Dolmabahçe’yi siz tahsis ettiniz
Önder, daha sonra Cumhurbaşkanı tarafından “doğru bulunmayan” Dolmabahçe görüşmesini de hatırlatarak, Dolmabahçe'yi Davutoğlu’nun kendi eli ve diliyle tahsis ettiğini söyledi. Davutoğlu'nun kendilerine “Bu Dolmabahçe, size verdiğimiz önemi gösteriyor” dediğini aktaran Önder, masa devrildiğinde Davutoğlu'nun sahip çıkması gerektiğini vurguladı. “Kendi emeğinize Bülent Arınç kadar sahip çıkamadınız. Ondan sonra çıkıp ciddiyet dersi mi vereceksiniz?” diyen Önder, şöyle devam etti: “Henüz geri dönüş imkansız değilken, demokratik çözümleri hep beraber araştıralım. Bedelini bizler her gün hayatımızla ödüyoruz. Bu had bildirme laflarını bir kenara bırakın. En iyi bildiğimiz iş zindanlarda yatmak, direnmek. Buradan size ekmek çıkmaz.”

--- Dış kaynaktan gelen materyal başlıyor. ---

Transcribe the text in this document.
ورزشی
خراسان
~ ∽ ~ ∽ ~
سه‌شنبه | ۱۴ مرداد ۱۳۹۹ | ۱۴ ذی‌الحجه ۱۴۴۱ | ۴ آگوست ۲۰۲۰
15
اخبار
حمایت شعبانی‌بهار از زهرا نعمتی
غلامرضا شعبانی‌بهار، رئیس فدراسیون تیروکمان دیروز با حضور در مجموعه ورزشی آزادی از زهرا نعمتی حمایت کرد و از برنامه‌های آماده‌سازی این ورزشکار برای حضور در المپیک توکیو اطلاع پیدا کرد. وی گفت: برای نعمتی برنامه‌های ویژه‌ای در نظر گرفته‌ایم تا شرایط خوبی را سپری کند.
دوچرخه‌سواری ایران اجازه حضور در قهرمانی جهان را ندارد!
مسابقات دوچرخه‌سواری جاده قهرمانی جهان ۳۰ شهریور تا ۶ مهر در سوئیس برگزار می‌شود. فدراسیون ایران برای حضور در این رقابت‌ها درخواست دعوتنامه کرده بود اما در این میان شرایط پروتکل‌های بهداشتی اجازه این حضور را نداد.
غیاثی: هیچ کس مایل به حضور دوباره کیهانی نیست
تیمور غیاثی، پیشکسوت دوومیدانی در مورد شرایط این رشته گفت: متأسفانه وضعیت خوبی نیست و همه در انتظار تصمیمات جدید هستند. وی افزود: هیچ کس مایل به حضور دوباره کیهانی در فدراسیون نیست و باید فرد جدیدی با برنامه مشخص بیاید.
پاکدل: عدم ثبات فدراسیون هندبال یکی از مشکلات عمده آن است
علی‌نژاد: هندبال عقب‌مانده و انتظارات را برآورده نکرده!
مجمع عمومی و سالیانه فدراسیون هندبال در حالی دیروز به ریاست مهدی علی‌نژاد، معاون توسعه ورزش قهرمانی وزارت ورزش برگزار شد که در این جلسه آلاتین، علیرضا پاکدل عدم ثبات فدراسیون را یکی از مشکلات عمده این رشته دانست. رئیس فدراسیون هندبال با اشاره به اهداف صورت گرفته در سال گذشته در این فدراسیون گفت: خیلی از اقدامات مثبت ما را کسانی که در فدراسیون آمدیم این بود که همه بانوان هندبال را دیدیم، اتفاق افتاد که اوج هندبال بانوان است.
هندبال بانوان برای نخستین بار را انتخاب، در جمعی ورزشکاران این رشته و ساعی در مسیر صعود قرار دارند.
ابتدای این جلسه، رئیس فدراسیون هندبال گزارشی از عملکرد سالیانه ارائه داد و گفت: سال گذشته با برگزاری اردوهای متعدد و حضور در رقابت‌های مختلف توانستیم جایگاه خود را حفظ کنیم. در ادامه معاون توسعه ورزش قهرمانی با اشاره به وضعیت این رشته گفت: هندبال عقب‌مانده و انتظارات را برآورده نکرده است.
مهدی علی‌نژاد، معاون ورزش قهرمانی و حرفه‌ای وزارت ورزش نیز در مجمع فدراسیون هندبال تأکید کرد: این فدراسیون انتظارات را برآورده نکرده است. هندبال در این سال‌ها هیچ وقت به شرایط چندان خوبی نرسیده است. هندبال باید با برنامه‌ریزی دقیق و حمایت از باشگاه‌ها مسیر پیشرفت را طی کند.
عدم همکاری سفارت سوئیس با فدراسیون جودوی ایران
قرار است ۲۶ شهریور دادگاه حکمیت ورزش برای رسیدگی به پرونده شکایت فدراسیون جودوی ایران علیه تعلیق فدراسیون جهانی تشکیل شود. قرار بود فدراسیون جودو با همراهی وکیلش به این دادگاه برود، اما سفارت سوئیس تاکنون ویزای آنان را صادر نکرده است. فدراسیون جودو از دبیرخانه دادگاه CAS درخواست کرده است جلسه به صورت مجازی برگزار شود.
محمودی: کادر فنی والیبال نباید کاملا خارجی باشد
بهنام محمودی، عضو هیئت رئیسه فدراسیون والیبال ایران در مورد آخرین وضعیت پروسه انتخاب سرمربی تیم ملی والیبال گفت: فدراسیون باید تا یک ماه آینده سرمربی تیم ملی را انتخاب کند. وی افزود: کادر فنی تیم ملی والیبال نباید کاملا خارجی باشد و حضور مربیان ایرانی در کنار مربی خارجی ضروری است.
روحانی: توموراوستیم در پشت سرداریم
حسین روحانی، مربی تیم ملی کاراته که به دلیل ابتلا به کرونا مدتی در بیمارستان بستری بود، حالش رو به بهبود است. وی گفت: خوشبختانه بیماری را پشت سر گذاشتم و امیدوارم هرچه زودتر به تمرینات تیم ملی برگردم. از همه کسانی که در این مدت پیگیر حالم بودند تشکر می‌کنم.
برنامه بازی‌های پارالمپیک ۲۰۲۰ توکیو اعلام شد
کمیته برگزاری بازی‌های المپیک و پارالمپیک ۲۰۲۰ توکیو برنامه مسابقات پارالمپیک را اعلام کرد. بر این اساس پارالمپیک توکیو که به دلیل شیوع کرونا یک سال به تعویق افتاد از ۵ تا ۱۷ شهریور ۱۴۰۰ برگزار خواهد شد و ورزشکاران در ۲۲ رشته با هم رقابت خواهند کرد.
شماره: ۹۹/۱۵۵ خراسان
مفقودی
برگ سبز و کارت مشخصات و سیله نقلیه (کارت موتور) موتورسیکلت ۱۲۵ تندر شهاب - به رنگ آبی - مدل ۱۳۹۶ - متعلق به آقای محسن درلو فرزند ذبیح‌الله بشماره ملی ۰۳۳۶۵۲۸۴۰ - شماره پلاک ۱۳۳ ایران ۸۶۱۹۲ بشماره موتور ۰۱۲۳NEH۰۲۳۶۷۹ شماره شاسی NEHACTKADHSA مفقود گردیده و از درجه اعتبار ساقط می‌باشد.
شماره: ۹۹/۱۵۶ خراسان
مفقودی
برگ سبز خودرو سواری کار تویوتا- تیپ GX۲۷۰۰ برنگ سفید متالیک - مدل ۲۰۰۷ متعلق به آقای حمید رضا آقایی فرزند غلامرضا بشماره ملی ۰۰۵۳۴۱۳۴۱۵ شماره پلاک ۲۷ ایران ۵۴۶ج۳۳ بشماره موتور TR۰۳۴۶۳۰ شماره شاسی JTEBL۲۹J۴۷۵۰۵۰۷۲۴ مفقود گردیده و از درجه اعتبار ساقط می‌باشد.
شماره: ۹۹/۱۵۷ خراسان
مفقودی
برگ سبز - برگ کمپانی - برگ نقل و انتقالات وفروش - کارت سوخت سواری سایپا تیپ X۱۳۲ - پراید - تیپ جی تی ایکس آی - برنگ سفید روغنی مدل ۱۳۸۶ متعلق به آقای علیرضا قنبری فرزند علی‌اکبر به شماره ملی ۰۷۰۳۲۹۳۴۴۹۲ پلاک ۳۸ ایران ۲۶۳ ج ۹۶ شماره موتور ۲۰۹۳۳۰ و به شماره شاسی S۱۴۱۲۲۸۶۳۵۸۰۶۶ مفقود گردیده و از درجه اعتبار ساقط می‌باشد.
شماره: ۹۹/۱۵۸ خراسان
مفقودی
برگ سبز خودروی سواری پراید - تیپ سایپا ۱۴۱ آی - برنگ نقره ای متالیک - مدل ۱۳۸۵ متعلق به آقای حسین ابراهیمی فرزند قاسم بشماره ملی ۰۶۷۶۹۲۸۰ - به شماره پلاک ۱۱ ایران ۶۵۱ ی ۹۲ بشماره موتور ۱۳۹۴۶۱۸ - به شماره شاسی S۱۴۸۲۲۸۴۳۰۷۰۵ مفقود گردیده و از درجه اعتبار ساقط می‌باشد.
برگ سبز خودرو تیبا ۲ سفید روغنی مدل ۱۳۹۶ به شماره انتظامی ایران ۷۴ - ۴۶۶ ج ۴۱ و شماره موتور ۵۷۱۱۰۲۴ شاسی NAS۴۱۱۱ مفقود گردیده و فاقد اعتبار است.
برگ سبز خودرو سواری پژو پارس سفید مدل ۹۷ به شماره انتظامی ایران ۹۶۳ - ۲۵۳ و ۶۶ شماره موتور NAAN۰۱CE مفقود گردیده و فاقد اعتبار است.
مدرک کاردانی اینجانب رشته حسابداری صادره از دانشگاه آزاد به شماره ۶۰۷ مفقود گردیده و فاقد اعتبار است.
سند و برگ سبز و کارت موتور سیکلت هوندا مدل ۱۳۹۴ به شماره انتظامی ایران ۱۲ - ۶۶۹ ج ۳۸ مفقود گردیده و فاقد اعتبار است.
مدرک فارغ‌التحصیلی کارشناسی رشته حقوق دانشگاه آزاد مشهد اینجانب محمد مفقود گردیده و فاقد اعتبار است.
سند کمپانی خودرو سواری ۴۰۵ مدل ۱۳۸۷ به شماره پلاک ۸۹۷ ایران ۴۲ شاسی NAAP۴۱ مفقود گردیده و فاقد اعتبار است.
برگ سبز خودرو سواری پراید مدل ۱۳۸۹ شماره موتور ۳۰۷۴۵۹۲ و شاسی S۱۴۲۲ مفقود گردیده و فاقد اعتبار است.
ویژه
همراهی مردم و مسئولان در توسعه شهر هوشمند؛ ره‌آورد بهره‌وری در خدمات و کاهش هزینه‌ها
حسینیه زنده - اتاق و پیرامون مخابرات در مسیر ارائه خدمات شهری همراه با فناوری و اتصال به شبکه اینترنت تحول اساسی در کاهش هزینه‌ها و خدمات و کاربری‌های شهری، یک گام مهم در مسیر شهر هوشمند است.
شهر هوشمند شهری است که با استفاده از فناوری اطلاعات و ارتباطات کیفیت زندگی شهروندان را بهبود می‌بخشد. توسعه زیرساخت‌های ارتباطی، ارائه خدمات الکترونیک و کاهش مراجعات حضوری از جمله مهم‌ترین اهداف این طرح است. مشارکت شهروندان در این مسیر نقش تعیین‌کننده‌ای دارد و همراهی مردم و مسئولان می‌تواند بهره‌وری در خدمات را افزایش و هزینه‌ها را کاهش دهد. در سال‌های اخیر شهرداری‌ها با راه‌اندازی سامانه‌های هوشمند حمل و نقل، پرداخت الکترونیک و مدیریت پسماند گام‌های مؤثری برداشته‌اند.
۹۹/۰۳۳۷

Neden askeri çözüme geldiniz?
Başbakan'a Kandil ile ilgili “Keşke gelseydiniz de beraber gidip çay içseydik. Yüz yüze konuşsaydık” diyen Önder, Davutoğlu'nun yaptığının sorunu büyütmekten başka bir işe yaramadığını vurguladı. “Ne oldu da askeri çözüm limanına demir attınız?” diye soran Önder, “Bu sizin kararınız değil, siz bunun megafonusunuz. Bunun hukuken hesabı sizden sorulacak. Ben köşeli geliyorsam, sürecin tümünden çekilebilirim. Hiç gam değil” diye konuştu.